His calculations showed that at $90 oil and $4.50 per thousand cubic feet of gas, the average pretax internal rate of return (IRR) for the 28 plays is 42%; the average oil price needed for a 25% IRR is $75 per barrel. He thinks a 25% IRR is needed to justify drilling in most cases, because general and administrative, leasing and seismic expenses aren’t included in the figuring.

At $90 oil, the top IRR plays were Mississippian-Nemaha Ridge, the Niobrara-Wattenberg extension, the Woodbine, the Mississippian Permian, the liquids-rich Eagle Ford, the Granite Wash, the Niobrara Wattenberg, the Cleveland/Tonkawa, the Barnett Combo, and the Yeso. Those same plays could generate a 25% IRR at oil prices below the $74.99 average breakeven.

Kelly then looked at his play assessments in light of potential U.S. crude production. He asked, What if a handful of those 28 plays achieved as much investment and eventual production as the Bakken and the Eagle Ford have?
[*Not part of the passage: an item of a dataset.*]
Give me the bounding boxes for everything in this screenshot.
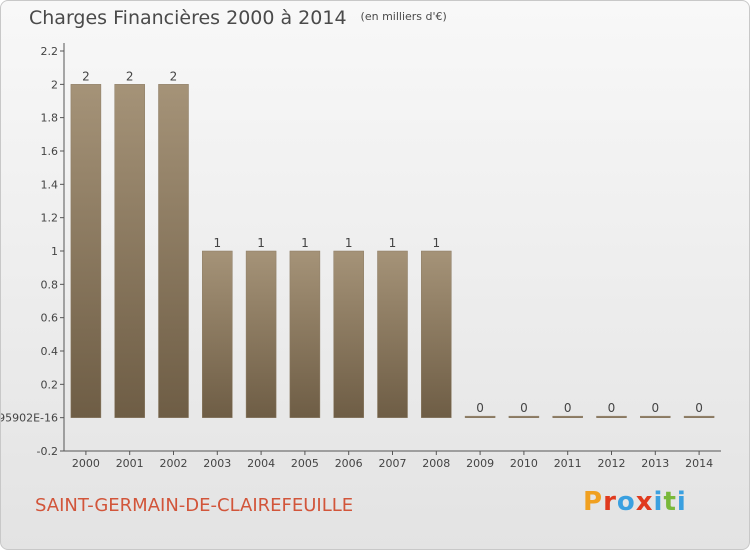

He figured those eventual “celebrities” might be the Permian’s horizontal Wolfcamp and Cline; the Utica; the Tuscaloosa Marine shale; and the Woodbine.

“Under this scenario we assume the horizontal oil-rig count increases at a 7% annual rate, and while that assumption isn’t outlandish, the end result is quite extravagant—2022 production of 11.95 million barrels per day (from all plays, including the Gulf of Mexico and Alaska), which is 92% higher than our 2012 estimate,” Kelly says.

While the scenario is “far from our base-case scenario,” he says, it provides an interesting contrast to the EIA’s current oil forecast “that calls for a paltry 13% absolute growth rate over the same period.”

Kelly and others on the GHS team presented their analysis of 27 “early-innings” horizontal plays at a recent Society of Petroleum Engineers “Liquids-Rich Basins Conference” in Midland, Texas.